After high school, he worked as a copy boy at The Denver Post, where his father was a reporter. He went on to study at Texas Tech, initially majoring in German before switching to English. His career in journalism included roles at Newsday, the Fort Worth Star-Telegram, and the Amarillo Globe-News. Despite his success in newspapers, Williams returned to graduate school, driven by a desire to teach and carve out time for poetry during summer breaks.

He earned his master’s and Ph.D. degrees while teaching journalism, eventually moving back into the newsroom before retiring in 1999 from his role as a writing coach at The Wichita Eagle. Retirement marked a turning point—Williams embraced fiction and poetry more fully.

His first novel, Black Tuesday’s Child, follows a small-town Texan caught between local life and a dream of becoming an opera singer—reflecting Williams’ own decades-long hobby of classical vocal training, which he began at age 16.

While his fiction often draws on lived experience, one of his later works, Wolfe, takes creative liberty by reimagining Beowulf in the Old West. His 2023 collection Being Ninety features autobiographical prose meditations on aging and the prairie landscapes of his past.

That same year, Williams released Beowulf: For Fireside and Schoolroom, and he is set to publish Poems of Rainer Maria Rilke: A 150th Anniversary Reader this September.

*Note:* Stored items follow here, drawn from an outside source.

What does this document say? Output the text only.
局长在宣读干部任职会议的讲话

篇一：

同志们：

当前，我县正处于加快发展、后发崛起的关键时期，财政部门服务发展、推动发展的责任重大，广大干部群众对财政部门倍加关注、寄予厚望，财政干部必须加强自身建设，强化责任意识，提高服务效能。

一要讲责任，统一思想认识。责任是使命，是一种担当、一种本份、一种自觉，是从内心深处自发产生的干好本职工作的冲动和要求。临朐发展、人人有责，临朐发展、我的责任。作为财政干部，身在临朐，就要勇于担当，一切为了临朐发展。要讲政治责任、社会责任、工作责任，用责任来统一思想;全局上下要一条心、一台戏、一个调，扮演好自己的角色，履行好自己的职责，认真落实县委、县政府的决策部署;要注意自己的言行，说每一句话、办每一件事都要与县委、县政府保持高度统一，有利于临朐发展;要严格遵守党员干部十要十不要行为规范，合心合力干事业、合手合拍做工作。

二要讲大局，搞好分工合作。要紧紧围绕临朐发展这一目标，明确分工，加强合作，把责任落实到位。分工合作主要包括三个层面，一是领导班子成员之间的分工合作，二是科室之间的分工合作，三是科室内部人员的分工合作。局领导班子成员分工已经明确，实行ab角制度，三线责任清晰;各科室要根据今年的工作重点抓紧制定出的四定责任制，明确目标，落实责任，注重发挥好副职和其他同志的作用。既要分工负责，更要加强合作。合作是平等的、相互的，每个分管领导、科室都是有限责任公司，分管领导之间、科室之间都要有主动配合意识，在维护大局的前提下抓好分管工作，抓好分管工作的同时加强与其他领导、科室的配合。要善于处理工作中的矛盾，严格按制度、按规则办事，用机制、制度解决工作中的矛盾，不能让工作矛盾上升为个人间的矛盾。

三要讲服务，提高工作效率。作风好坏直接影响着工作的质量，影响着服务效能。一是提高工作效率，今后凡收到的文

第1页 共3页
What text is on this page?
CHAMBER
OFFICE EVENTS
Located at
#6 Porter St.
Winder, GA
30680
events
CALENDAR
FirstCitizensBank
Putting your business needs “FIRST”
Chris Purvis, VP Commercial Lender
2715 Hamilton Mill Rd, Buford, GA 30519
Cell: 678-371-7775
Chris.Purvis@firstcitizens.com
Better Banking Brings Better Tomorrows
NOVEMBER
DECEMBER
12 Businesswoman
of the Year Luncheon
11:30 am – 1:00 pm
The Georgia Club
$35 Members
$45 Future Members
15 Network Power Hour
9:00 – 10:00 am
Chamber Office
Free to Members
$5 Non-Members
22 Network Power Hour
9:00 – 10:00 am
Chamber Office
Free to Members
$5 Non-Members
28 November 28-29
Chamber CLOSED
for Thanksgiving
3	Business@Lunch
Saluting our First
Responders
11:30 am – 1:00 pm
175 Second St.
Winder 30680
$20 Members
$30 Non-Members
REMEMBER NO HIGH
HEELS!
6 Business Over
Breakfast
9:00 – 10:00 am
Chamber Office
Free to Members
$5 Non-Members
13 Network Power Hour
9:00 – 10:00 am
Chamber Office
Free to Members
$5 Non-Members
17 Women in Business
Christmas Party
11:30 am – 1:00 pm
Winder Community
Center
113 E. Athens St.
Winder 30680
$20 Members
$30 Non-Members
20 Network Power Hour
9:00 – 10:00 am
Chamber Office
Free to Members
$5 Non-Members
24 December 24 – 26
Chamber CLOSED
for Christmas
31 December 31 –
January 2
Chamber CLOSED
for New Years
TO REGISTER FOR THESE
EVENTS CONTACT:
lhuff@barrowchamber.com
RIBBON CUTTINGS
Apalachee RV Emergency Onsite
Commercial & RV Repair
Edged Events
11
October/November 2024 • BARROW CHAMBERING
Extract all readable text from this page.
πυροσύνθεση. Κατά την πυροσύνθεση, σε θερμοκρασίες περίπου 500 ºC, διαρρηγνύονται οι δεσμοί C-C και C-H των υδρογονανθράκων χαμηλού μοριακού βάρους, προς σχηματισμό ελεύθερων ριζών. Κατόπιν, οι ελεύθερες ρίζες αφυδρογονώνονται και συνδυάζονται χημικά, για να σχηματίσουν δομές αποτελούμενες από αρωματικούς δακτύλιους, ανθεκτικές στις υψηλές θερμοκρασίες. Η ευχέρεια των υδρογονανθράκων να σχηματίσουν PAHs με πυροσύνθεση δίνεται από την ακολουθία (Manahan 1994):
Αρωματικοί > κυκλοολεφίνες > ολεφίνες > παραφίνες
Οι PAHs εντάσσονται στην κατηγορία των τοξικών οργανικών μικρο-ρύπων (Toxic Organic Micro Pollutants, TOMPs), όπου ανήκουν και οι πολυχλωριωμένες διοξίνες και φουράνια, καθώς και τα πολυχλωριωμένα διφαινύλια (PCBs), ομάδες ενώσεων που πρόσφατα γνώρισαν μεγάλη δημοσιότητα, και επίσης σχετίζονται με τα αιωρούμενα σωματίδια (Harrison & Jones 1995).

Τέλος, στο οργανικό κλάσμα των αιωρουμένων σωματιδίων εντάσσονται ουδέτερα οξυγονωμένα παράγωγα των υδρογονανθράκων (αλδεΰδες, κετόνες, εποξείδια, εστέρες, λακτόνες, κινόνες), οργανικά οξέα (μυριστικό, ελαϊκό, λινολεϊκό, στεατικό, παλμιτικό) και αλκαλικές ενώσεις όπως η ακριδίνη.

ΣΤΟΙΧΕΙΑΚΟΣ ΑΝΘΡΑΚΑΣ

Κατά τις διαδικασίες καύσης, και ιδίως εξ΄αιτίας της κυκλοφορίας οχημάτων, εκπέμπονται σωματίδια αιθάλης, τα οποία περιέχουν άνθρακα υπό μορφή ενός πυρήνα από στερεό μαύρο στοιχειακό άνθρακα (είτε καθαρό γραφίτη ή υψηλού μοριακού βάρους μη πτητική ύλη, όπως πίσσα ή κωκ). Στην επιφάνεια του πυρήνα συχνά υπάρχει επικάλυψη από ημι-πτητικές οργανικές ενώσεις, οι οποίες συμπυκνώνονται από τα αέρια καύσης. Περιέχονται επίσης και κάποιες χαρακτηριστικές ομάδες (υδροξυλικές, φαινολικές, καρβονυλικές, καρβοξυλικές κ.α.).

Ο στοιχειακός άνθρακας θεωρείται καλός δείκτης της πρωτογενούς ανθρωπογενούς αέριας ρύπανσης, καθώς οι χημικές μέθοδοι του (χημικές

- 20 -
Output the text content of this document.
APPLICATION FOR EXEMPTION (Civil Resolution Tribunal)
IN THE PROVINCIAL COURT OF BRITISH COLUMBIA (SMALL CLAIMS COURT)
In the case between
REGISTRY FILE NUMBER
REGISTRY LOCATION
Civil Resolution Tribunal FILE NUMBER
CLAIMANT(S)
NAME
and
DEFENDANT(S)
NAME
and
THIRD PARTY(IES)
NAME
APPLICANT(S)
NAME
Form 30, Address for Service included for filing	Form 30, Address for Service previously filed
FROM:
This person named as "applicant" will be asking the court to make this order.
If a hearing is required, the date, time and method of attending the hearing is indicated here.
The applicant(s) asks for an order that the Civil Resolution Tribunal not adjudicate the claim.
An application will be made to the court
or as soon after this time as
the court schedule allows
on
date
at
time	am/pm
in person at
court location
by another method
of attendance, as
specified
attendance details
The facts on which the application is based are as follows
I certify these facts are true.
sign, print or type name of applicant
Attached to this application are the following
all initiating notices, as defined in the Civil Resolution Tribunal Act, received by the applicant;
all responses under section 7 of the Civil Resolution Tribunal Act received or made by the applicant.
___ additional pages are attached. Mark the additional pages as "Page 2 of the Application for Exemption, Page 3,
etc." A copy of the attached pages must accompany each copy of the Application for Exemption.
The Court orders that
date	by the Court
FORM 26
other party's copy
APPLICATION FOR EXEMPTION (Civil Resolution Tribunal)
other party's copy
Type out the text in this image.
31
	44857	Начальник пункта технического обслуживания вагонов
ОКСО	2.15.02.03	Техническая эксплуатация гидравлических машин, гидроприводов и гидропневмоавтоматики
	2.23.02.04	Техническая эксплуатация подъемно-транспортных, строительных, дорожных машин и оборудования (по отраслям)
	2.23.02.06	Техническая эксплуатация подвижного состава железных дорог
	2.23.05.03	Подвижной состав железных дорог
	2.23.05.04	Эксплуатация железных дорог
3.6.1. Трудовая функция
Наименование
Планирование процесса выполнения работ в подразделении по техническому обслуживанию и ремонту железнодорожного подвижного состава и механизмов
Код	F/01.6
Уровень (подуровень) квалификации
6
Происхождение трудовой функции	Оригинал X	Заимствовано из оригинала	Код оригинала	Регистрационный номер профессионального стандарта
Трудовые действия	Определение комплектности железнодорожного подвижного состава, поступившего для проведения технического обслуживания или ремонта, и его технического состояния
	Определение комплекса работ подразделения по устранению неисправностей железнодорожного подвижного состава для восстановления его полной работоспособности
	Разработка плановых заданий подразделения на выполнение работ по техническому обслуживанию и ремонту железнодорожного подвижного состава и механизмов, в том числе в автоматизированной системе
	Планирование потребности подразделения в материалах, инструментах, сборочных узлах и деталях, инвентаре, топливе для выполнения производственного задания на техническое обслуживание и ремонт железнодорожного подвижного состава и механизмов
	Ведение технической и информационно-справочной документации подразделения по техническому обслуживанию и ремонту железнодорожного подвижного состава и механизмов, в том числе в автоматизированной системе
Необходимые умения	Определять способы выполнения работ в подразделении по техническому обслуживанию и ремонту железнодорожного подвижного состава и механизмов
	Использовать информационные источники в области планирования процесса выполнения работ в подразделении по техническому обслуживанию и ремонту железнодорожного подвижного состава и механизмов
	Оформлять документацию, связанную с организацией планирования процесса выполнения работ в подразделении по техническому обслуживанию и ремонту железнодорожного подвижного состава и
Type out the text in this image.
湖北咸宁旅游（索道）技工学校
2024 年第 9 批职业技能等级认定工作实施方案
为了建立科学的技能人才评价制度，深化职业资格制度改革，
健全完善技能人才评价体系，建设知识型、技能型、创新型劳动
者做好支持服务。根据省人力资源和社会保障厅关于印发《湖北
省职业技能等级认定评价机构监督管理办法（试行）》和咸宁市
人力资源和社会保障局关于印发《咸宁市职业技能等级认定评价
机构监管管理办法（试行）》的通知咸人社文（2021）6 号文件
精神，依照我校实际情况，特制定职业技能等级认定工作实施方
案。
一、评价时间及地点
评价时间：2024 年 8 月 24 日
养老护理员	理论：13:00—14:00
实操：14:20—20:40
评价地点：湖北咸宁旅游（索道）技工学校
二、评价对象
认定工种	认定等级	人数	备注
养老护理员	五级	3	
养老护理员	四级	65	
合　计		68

Williams relocated to Austin once more in 2023, this time to be closer to a woman he met on Match.com after the passing of his wife. The couple now lives just six blocks apart, enjoying daily walks, crossword puzzles, and dinner together.

Although he remains active, Williams admits he often wrestles with time management.

“I waste a lot of time reading The Wall Street Journal and the headlines online,” he said. “But sometimes ideas still come to me—a line or an image—and that’s enough to start writing.”

He continues to translate poetry and hopes to return to writing original verse soon. Even as inspiration strikes less frequently, Williams’ dedication to language, literature, and expression remains unwavering.

“I thought, heck, I’ll just move to Austin,” he said with a smile. “It feels like home.”